Per chi ha seguito l’evolversi dell’Isil di al-Qaeda in Isis e poi nello Stato Islamico, non è difficile trovare delle similitudini nella guerra che l’esercito russo sta conducendo in Ucraina.
Le strategie di Putin hanno infatti diversi punti in comune con quelle di al-Baghdadi.
Dall’iniziale infiltrazione nei territori, al reclutamento, al richiamo alla fede religiosa, alle tattiche miste di combattimento.
Così come i terroristi inizialmente si infiltrarono in altri paesi, facendo proseliti per destabilizzare dall’interno i territori nei quali avrebbero poi condotto le loro azioni militari (v.

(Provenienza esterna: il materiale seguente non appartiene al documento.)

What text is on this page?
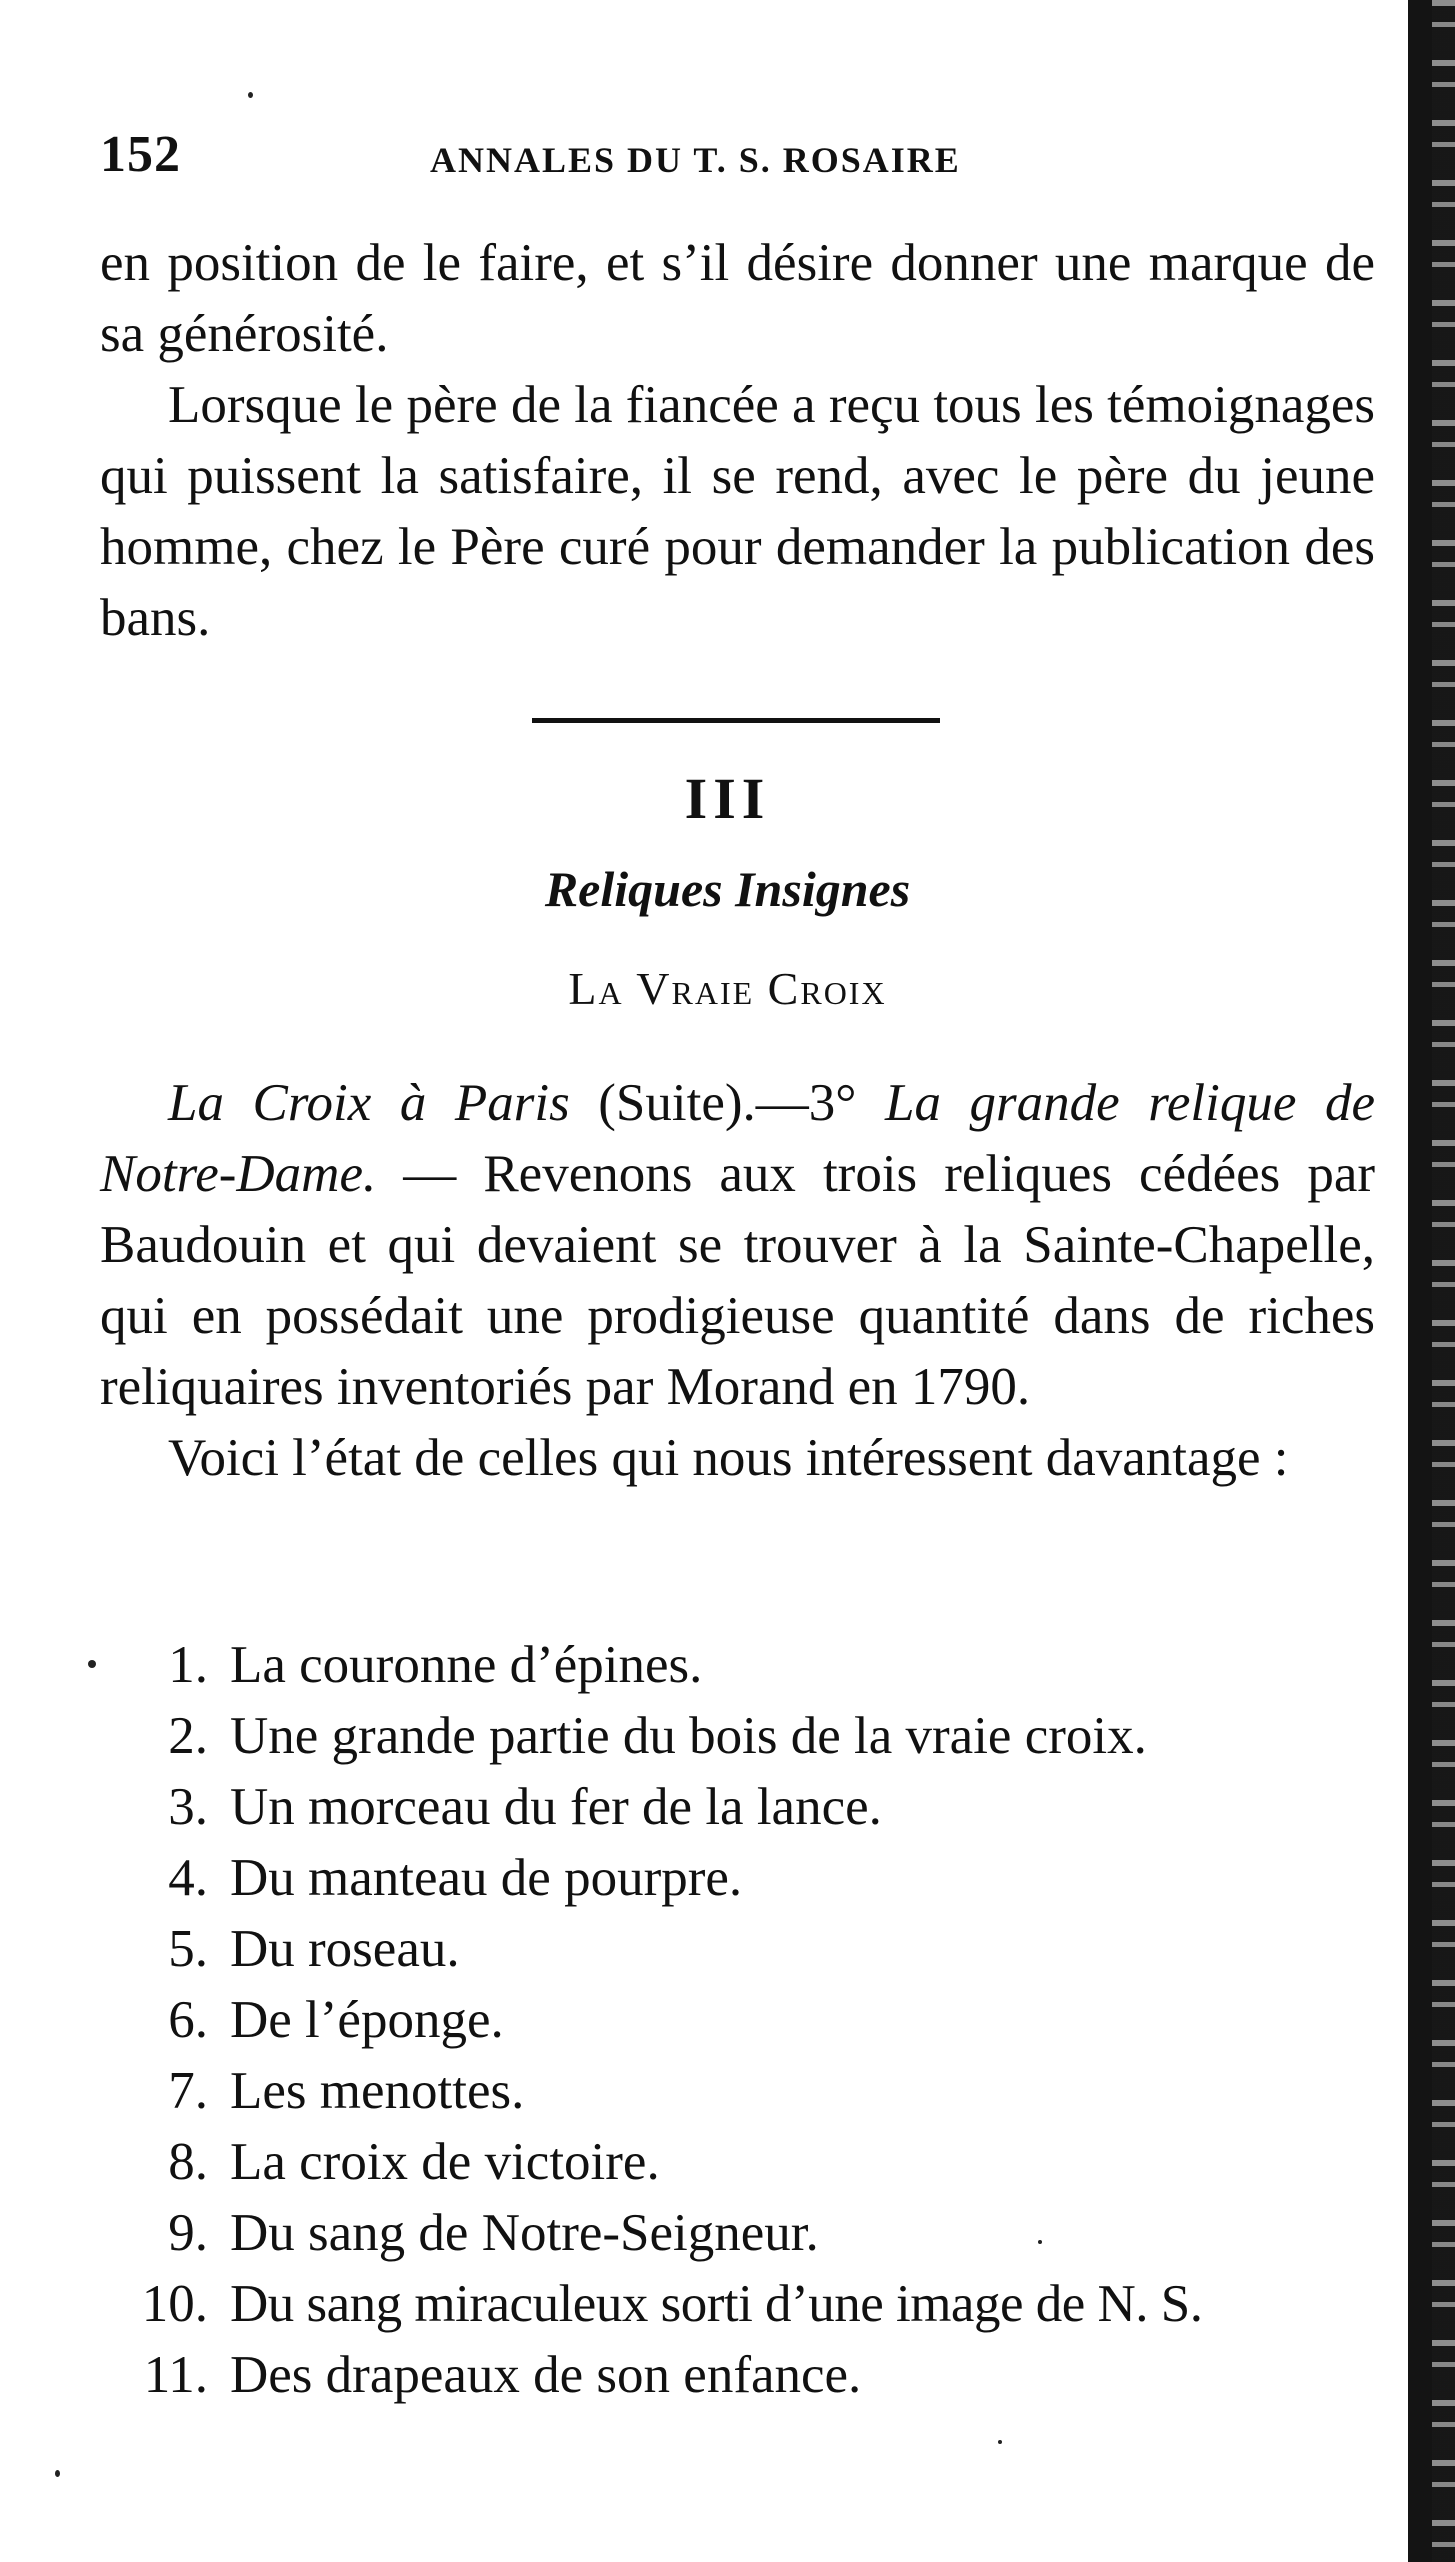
152	ANNALES DU T. S. ROSAIRE

en position de le faire, et s’il désire donner une marque de sa générosité.

Lorsque le père de la fiancée a reçu tous les témoignages qui puissent la satisfaire, il se rend, avec le père du jeune homme, chez le Père curé pour demander la publication des bans.

III
Reliques Insignes
La Vraie Croix

La Croix à Paris (Suite).—3° La grande relique de Notre-Dame. — Revenons aux trois reliques cédées par Baudouin et qui devaient se trouver à la Sainte-Chapelle, qui en possédait une prodigieuse quantité dans de riches reliquaires inventoriés par Morand en 1790.

Voici l’état de celles qui nous intéressent davantage :

1. La couronne d’épines.
2. Une grande partie du bois de la vraie croix.
3. Un morceau du fer de la lance.
4. Du manteau de pourpre.
5. Du roseau.
6. De l’éponge.
7. Les menottes.
8. La croix de victoire.
9. Du sang de Notre-Seigneur.
10. Du sang miraculeux sorti d’une image de N. S.
11. Des drapeaux de son enfance.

Libia e Siria), anche i russi hanno adottato le stesse tecniche – come nel caso del Donbass – per creare le condizioni per una successiva invasione.
Tanto i russi, quanto le milizie di al-Baghdadi, hanno inizialmente negato la loro presenza nei paesi stranieri, attribuendo le azioni di guerriglia o gli attentati a ribelli locali e non ai propri “agenti” o militari.

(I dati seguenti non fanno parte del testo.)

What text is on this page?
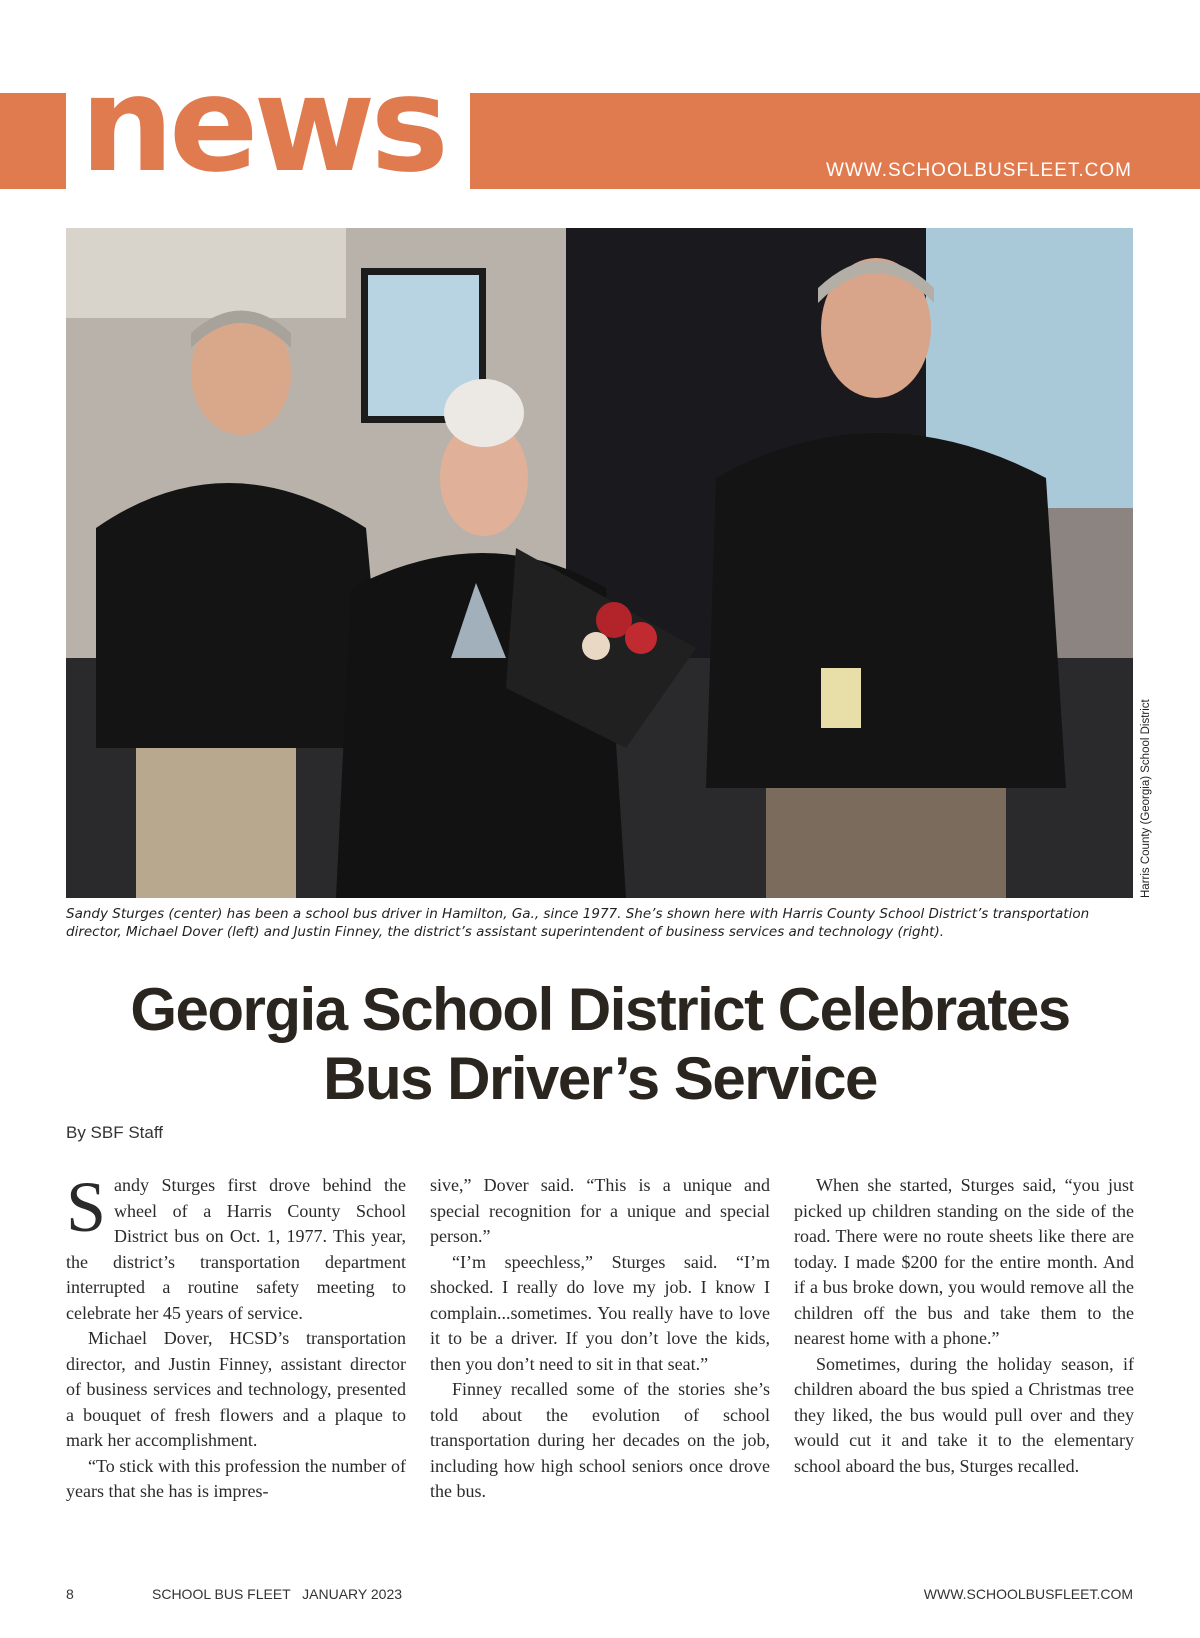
news	WWW.SCHOOLBUSFLEET.COM
Harris County (Georgia) School District
Sandy Sturges (center) has been a school bus driver in Hamilton, Ga., since 1977. She’s shown here with Harris County School District’s transportation director, Michael Dover (left) and Justin Finney, the district’s assistant superintendent of business services and technology (right).
Georgia School District Celebrates
Bus Driver’s Service
By SBF Staff

Sandy Sturges first drove behind the wheel of a Harris County School District bus on Oct. 1, 1977. This year, the district’s transportation department interrupted a routine safety meeting to celebrate her 45 years of service.

Michael Dover, HCSD’s transportation director, and Justin Finney, assistant director of business services and technology, presented a bouquet of fresh flowers and a plaque to mark her accomplishment.

“To stick with this profession the number of years that she has is impres-

sive,” Dover said. “This is a unique and special recognition for a unique and special person.”

“I’m speechless,” Sturges said. “I’m shocked. I really do love my job. I know I complain...sometimes. You really have to love it to be a driver. If you don’t love the kids, then you don’t need to sit in that seat.”

Finney recalled some of the stories she’s told about the evolution of school transportation during her decades on the job, including how high school seniors once drove the bus.

When she started, Sturges said, “you just picked up children standing on the side of the road. There were no route sheets like there are today. I made $200 for the entire month. And if a bus broke down, you would remove all the children off the bus and take them to the nearest home with a phone.”

Sometimes, during the holiday season, if children aboard the bus spied a Christmas tree they liked, the bus would pull over and they would cut it and take it to the elementary school aboard the bus, Sturges recalled.

8	SCHOOL BUS FLEET   JANUARY 2023	WWW.SCHOOLBUSFLEET.COM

Diversi i parallelismi tra le tattiche russe e quelle dei terroristi islamici.
Dalla propaganda al modo di condurre una guerra ibrida con l’utilizzo di dispositivi esplosivi improvvisati (IED) lasciati dai soldati russi nelle aree urbane, alle forme di estrema crudeltà come l’esecuzione di prigionieri e gli stupri come metodo di guerra, all’uso della religione per giustificare le aggressioni e le stragi.
La Russia, però, a differenza dello Stato Islamico, ha potuto contare sulle operazioni militari condotte dall’aviazione e sull’utilizzo di missili in grado di colpire su lunga distanza gli obiettivi.

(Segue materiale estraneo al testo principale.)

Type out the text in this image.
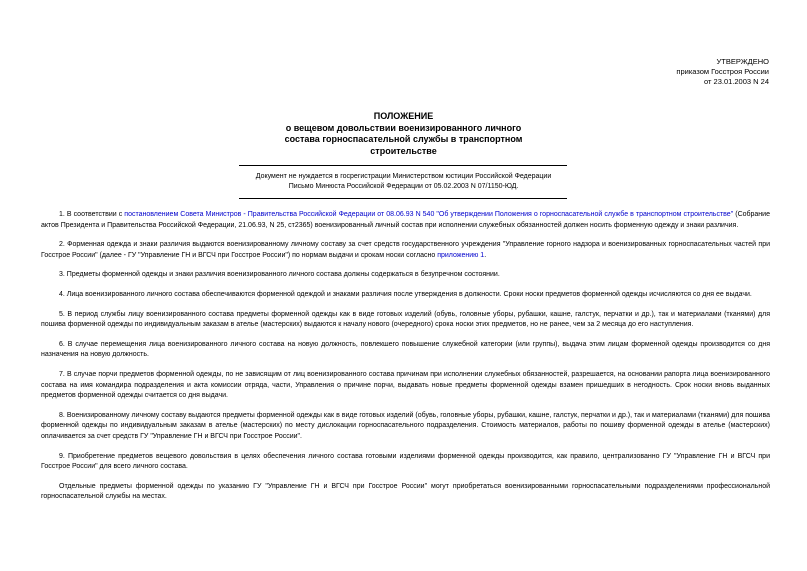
УТВЕРЖДЕНО
приказом Госстроя России
от 23.01.2003 N 24
ПОЛОЖЕНИЕ
о вещевом довольствии военизированного личного
состава горноспасательной службы в транспортном
строительстве
Документ не нуждается в госрегистрации Министерством юстиции Российской Федерации
Письмо Минюста Российской Федерации от 05.02.2003 N 07/1150-ЮД.

1. В соответствии с постановлением Совета Министров - Правительства Российской Федерации от 08.06.93 N 540 "Об утверждении Положения о горноспасательной службе в транспортном строительстве" (Собрание актов Президента и Правительства Российской Федерации, 21.06.93, N 25, ст2365) военизированный личный состав при исполнении служебных обязанностей должен носить форменную одежду и знаки различия.

2. Форменная одежда и знаки различия выдаются военизированному личному составу за счет средств государственного учреждения "Управление горного надзора и военизированных горноспасательных частей при Госстрое России" (далее - ГУ "Управление ГН и ВГСЧ при Госстрое России") по нормам выдачи и срокам носки согласно приложению 1.

3. Предметы форменной одежды и знаки различия военизированного личного состава должны содержаться в безупречном состоянии.

4. Лица военизированного личного состава обеспечиваются форменной одеждой и знаками различия после утверждения в должности. Сроки носки предметов форменной одежды исчисляются со дня ее выдачи.

5. В период службы лицу военизированного состава предметы форменной одежды как в виде готовых изделий (обувь, головные уборы, рубашки, кашне, галстук, перчатки и др.), так и материалами (тканями) для пошива форменной одежды по индивидуальным заказам в ателье (мастерских) выдаются к началу нового (очередного) срока носки этих предметов, но не ранее, чем за 2 месяца до его наступления.

6. В случае перемещения лица военизированного личного состава на новую должность, повлекшего повышение служебной категории (или группы), выдача этим лицам форменной одежды производится со дня назначения на новую должность.

7. В случае порчи предметов форменной одежды, по не зависящим от лиц военизированного состава причинам при исполнении служебных обязанностей, разрешается, на основании рапорта лица военизированного состава на имя командира подразделения и акта комиссии отряда, части, Управления о причине порчи, выдавать новые предметы форменной одежды взамен пришедших в негодность. Срок носки вновь выданных предметов форменной одежды считается со дня выдачи.

8. Военизированному личному составу выдаются предметы форменной одежды как в виде готовых изделий (обувь, головные уборы, рубашки, кашне, галстук, перчатки и др.), так и материалами (тканями) для пошива форменной одежды по индивидуальным заказам в ателье (мастерских) по месту дислокации горноспасательного подразделения. Стоимость материалов, работы по пошиву форменной одежды в ателье (мастерских) оплачивается за счет средств ГУ "Управление ГН и ВГСЧ при Госстрое России".

9. Приобретение предметов вещевого довольствия в целях обеспечения личного состава готовыми изделиями форменной одежды производится, как правило, централизованно ГУ "Управление ГН и ВГСЧ при Госстрое России" для всего личного состава.

Отдельные предметы форменной одежды по указанию ГУ "Управление ГН и ВГСЧ при Госстрое России" могут приобретаться военизированными горноспасательными подразделениями профессиональной горноспасательной службы на местах.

Nonostante ciò, nelle operazioni di terra ha subito pesanti perdite dovute alla scarsa disponibilità di mezzi di combattimento moderni (carrarmati, blindati ecc), al mancato coordinamento della catena di comando, al basso livello di addestramento delle unità impiegate e all’assoluta indisciplina di militari demotivati, spesso più dediti a ruberie, omicidi, stupri e saccheggi, che non a condurre azioni militari.
Un esercito di predoni che non avrebbe alcuna speranza di vittoria se non potesse contare sulle minacce al mondo occidentale (gas e nucleare) e sull’apporto di milizie – spesso criminali – come i ceceni di Ramzan Kadyrov.
Come riportato da “Il Messaggero”, grazie al sito russo investigativo Mediaziona, si sono potute tracciare le spedizioni della Cdek, la società utilizzata dai soldati russi per inviare i pacchi della refurtiva alle loro famiglie, residenti prevalentemente nei paesi più poveri e sperduti della Russia.
58 tonnellate di beni sottratti alla popolazione ucraina.
È la qualità della refurtiva che dà l’esatta misura di quanto povera sia la popolazione russa.
È stato sufficiente infatti visionare i video delle telecamere di sicurezza degli uffici postali diffusi in rete, per scoprire che la banda di predoni non ha rubato – o comunque non soltanto – beni di valore, bensì biancheria intima, elettrodomestici, cosmetici, scarpe, strumenti musicali, pc, abbigliamento e generi alimentari.
Dulcis in fundo, finanche un drone di fabbricazione russa, certamente rubato al proprio stesso esercito.
Roba da fare rimanere allibiti persino i predoni del deserto del Sinai.
Come le milizie del vessillo nero di al-Baghdadi, anche i predoni di al-Putin, nonostante le vittorie tattiche, difficilmente potranno difendere i risultati conseguiti mantenendo il controllo del territorio occupato.
Le limitate risorse umane, la resistenza locale dovuta al comportamento criminale delle unità russe, l’alto tasso di logoramento dei soldati e il sostegno senza precedenti da parte della NATO e dei partner internazionali all’Ucraina, nel tempo costringeranno il Cremlino a dovere fare i conti con gli stessi problemi strutturali, militari, morali – e in questo caso legali – che nonostante le vittorie operative vinte dallo Stato Islamico in Iraq, Siria e Libia, portarono a una sua sconfitta strategica.
In ogni caso, la storia dell’esercito della seconda potenza militare più forte del mondo, verrà ricordata come l’armata degli straccioni di al-Putin e dei criminali del ceceno Ramzan Kadyrov.
Una fine ingloriosa per quello che fu un grande esercito.